I have a couple of old color postcards of this building, and I had designed the facade tiles to be green. Fortunately, it still stands on Buffalo's Main Street. Still, it's hard to tell the color. Also fortunately, I discovered an article about the opening of the building in 1941. In the article they discuss the "blue tiles." This makes sense, being Greyhound colors.

Sunday, February 4, 2018


Not too long ago I almost gave up printmaking. The saga is well documented in past blog posts, but the gist is that I was having serious technical issues ultimately related to ink and and an ink additive. I finally solved the problem, but was surprised to discover that I'd been so obsessed with solving that problem, I'd drifted away from what I loved about printmaking.
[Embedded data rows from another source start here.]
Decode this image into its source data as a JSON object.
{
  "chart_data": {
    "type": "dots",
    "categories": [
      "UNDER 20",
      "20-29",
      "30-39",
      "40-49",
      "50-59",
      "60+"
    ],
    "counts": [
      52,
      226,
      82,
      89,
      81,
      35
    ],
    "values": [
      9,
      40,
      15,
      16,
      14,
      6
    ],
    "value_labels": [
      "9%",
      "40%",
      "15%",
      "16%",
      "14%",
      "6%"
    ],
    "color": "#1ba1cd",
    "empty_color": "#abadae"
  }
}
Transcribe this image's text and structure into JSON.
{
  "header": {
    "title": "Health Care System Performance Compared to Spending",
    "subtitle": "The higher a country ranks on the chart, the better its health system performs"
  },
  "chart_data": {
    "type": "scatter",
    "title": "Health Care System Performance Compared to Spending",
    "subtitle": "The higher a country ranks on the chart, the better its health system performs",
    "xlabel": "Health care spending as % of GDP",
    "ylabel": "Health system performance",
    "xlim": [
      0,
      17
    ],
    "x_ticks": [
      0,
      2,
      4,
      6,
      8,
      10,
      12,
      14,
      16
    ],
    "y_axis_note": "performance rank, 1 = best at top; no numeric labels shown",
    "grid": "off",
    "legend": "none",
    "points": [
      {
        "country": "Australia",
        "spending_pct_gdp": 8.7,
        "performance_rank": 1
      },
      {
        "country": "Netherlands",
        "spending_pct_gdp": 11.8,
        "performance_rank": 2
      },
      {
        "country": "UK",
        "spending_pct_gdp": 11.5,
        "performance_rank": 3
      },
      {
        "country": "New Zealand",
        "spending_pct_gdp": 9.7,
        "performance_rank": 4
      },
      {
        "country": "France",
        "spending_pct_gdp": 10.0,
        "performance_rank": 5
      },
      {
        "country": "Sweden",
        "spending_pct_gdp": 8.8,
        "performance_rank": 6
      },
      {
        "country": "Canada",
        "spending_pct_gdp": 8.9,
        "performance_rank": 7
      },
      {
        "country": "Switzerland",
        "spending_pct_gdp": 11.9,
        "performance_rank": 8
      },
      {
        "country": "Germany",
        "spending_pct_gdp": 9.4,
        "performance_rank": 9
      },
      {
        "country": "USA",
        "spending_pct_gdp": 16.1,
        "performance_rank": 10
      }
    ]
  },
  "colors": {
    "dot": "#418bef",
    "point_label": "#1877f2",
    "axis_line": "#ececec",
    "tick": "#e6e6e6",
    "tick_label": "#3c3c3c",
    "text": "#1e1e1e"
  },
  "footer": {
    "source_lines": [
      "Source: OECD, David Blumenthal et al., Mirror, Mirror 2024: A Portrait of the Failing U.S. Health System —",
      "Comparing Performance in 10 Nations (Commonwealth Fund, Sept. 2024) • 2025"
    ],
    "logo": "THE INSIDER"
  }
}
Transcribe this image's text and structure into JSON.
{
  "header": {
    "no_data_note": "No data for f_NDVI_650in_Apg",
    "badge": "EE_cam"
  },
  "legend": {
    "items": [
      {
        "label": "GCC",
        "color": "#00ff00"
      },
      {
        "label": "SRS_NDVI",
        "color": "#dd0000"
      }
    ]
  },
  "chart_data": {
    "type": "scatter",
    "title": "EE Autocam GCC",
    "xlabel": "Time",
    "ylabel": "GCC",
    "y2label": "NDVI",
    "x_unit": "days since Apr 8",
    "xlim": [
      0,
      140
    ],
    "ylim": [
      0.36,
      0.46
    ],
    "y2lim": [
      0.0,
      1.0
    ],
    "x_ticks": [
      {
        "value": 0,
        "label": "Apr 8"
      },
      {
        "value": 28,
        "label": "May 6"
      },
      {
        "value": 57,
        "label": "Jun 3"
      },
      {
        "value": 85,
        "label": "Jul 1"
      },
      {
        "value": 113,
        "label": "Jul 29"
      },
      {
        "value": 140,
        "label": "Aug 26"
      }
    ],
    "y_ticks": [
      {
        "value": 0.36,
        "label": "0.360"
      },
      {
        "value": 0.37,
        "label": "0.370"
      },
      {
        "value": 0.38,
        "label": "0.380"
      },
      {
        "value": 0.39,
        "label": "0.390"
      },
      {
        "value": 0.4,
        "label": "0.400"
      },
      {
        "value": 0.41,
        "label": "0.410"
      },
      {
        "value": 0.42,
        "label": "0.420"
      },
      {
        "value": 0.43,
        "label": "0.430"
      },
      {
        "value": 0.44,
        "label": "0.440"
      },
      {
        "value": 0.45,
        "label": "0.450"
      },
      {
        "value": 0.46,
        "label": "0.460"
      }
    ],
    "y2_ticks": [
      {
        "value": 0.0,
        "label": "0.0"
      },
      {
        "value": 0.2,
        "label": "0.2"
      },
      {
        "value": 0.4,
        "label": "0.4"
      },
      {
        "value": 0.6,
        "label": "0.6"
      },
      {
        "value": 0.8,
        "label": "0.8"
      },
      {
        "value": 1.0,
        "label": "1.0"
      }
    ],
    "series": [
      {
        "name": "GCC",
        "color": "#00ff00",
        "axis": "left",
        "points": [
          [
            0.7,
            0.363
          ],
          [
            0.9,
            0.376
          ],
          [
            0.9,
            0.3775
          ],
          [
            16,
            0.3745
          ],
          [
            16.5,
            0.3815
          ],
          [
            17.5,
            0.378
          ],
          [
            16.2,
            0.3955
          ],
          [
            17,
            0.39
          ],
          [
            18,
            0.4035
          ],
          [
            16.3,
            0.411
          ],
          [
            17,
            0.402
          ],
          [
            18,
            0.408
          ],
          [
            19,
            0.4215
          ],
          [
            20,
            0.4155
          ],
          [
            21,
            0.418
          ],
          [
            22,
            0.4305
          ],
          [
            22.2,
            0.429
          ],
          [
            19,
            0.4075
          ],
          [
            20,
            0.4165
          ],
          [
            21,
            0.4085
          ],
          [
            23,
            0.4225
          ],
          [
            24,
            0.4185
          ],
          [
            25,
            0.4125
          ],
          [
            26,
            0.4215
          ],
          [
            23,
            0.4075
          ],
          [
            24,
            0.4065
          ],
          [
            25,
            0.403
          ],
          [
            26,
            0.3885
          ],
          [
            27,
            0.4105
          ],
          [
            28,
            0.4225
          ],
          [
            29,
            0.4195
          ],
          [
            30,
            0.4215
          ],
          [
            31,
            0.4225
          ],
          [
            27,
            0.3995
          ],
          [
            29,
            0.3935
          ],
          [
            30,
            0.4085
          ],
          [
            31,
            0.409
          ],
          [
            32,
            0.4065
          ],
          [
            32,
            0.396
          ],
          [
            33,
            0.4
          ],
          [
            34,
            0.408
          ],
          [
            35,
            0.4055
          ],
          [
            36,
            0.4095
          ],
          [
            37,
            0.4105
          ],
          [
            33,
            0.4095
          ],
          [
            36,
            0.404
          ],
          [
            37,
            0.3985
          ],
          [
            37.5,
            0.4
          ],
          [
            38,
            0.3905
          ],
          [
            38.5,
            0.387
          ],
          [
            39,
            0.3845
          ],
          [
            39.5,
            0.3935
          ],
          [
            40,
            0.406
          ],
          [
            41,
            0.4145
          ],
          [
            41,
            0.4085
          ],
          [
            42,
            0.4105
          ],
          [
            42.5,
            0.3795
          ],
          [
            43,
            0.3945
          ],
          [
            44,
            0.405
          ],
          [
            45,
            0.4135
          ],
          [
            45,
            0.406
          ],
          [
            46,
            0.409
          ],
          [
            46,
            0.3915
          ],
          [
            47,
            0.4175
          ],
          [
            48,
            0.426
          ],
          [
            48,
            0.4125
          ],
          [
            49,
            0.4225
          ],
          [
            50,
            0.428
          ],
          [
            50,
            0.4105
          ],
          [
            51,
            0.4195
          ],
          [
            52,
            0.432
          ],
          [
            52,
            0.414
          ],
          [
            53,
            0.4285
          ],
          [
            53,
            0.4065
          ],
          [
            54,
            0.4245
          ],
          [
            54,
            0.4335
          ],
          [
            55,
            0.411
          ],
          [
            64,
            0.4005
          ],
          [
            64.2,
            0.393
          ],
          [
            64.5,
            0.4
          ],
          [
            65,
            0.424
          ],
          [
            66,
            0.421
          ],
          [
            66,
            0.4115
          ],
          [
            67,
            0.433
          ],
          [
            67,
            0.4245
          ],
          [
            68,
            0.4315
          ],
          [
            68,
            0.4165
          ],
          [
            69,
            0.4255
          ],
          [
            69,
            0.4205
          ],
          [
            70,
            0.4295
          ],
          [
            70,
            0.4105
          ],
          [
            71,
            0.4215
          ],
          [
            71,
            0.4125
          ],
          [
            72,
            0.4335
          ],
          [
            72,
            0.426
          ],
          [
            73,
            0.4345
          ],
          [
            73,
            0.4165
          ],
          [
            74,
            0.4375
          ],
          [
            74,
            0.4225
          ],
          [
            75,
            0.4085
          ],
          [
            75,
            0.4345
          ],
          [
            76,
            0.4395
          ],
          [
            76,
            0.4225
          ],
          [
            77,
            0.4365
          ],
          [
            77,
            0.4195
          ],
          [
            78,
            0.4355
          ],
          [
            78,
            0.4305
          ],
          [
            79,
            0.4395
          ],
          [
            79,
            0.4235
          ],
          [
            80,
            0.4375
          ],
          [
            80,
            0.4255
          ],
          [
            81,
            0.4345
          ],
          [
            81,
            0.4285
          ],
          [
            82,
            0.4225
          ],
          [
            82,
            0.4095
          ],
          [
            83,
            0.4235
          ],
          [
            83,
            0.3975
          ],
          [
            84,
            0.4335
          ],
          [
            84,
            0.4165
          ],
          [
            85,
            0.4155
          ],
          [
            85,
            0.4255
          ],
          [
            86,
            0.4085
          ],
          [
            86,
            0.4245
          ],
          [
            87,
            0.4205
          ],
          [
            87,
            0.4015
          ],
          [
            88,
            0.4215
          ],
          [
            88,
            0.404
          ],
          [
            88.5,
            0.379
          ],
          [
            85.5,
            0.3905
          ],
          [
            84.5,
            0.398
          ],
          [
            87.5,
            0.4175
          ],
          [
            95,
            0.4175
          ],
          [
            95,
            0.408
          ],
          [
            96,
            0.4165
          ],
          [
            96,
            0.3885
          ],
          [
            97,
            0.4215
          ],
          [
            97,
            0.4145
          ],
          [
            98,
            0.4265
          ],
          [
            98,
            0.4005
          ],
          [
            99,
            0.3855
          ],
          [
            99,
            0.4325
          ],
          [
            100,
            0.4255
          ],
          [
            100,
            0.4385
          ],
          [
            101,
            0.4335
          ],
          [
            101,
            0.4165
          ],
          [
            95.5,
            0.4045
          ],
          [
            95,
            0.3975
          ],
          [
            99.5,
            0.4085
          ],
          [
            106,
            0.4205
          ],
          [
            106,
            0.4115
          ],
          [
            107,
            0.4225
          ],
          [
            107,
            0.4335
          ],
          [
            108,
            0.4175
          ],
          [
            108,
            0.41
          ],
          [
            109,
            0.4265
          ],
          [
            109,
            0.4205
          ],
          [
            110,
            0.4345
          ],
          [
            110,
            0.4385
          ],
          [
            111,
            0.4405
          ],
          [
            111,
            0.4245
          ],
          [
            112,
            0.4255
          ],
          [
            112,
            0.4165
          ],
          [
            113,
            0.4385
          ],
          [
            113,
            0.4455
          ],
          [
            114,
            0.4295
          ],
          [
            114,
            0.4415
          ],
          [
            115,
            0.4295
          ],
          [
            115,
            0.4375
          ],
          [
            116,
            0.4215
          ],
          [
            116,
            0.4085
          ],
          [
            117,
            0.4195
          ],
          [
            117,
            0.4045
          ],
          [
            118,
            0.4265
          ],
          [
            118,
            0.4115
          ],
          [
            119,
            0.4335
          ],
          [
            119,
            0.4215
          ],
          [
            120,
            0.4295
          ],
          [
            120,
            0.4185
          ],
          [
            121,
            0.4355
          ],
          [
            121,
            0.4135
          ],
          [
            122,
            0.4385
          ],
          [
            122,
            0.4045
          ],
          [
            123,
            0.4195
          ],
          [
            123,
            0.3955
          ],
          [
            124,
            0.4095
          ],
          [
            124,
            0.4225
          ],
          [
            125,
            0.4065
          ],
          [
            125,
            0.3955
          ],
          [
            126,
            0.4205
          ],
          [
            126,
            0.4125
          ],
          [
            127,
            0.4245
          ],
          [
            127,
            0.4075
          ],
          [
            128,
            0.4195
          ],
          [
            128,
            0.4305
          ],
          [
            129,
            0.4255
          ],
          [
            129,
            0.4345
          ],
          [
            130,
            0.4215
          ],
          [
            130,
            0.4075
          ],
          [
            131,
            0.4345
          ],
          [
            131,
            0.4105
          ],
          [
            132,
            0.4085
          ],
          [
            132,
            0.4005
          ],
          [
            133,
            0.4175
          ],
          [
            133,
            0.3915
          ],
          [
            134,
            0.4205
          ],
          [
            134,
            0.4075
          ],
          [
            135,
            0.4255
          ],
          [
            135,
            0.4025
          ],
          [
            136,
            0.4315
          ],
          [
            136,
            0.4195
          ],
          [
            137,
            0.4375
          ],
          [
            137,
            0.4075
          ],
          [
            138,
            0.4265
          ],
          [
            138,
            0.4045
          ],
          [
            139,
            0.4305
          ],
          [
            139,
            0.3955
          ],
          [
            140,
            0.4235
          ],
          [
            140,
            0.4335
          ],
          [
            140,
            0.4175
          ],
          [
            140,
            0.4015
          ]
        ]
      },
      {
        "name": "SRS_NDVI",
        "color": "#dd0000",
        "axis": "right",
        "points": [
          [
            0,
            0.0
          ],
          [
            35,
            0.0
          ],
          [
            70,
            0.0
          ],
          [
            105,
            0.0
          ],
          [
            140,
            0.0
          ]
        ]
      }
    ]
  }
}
Finally, I broke through the block, and I'm trying to make up for lost time. I have 3 more colors to go on this one, and I'm so happy about it!

Saturday, February 3, 2018

Destination Unknown

As discussed in the previous post, reduction woodcut printmaking is different than most other graphic arts in that you are carving away what you want to be seen. And to get certain details, you need to print an entire layer of a color just to let a small bit show through.

Additionally, you should have a good idea where you are going before you start.

Friday, February 2, 2018

Slow Roll

With reduction woodcut printmaking, a print generally takes about 12 to 24 hours to dry to the touch. This means that this print will likely take two weeks to complete. Patience is an absolute requirement. There are plenty of methods of printing that offer instant gratification. But in this time of instant information, expedited service and now, now, now, reduction woodcut printmaking is my meditation, my yoga, my chapel.